- US-China trade truce weighed heavily on the commodity’s safe-haven status.
- Investors scale back aggressive Fed rate cut bets and adds to the selling bias.
- This week’s important US macro data now eyed for a fresh directional impetus.
Gold added to its bearish weekly gap opening below the key $1400 psychological mark and dropped to over one-week lows in the last hour.
Spot prices dropped as much as 1.8% – marking the biggest intraday fall in a year, to $1384 an ounce in reaction to the latest positive trade-related development. At the highly anticipated G20 summit, the US President Donald Trump and his Chinese counterpart Xi Jinping agreed to resume trade negotiations and weighed heavily on the precious metal’s relative safe-haven status.
This coupled with the fact that investors might have already started scaling back their expectations for a 50bps Fed rate cut move in July – evident from a goodish pickup in the US Treasury bond yields, further collaborated towards driving flows away from the non-yielding yellow metal. Adding to this, some follow-through US Dollar short-covering move at the start of a new trading week exerted some additional downward pressure on the dollar-denominated commodity.
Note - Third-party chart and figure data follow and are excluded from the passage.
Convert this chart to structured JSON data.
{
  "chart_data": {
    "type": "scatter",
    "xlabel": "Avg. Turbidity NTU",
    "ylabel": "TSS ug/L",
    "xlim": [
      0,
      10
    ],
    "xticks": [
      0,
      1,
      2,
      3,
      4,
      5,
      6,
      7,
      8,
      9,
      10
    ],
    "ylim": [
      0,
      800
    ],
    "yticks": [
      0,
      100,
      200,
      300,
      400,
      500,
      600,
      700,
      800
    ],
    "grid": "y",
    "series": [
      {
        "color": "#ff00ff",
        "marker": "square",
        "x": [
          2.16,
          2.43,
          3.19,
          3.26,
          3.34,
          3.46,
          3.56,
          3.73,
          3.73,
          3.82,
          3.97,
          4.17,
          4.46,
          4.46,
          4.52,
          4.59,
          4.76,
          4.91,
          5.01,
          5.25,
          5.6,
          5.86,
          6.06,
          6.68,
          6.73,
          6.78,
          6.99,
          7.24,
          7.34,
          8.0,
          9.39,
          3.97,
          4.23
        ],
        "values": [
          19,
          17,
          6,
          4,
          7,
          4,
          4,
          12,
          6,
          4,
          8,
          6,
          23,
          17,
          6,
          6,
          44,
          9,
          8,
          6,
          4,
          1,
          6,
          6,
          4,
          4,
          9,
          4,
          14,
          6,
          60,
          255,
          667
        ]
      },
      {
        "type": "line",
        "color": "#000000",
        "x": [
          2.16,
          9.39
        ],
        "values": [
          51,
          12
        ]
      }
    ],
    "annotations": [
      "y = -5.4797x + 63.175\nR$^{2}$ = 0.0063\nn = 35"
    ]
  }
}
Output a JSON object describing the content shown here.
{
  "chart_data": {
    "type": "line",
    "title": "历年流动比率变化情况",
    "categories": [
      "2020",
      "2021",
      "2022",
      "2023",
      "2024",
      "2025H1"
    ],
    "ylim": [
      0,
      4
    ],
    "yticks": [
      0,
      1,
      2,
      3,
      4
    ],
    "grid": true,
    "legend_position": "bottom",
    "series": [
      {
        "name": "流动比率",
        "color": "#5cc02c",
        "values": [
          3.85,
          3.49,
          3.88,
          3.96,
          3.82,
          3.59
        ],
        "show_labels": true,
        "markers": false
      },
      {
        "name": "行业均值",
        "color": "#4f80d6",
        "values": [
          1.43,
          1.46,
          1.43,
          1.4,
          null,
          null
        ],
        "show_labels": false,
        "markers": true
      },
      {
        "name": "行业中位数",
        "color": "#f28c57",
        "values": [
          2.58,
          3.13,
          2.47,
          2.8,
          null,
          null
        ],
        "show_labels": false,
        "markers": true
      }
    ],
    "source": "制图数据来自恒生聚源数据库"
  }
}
It would now be interesting to see if the commodity is able to attract any buying interest at lower levels or the current slide marks the end of its recent bullish momentum to multi-year tops as the focus now shifts to important US macro data scheduled at the beginning of a new month, starting with the release of ISM manufacturing PMI – due later during the early North-American session on Monday.
The key focus, however, will be on Friday’s closely watched US monthly jobs report – popularly known as NFP, which is likely to help investors determine the commodity’s next leg of a directional move.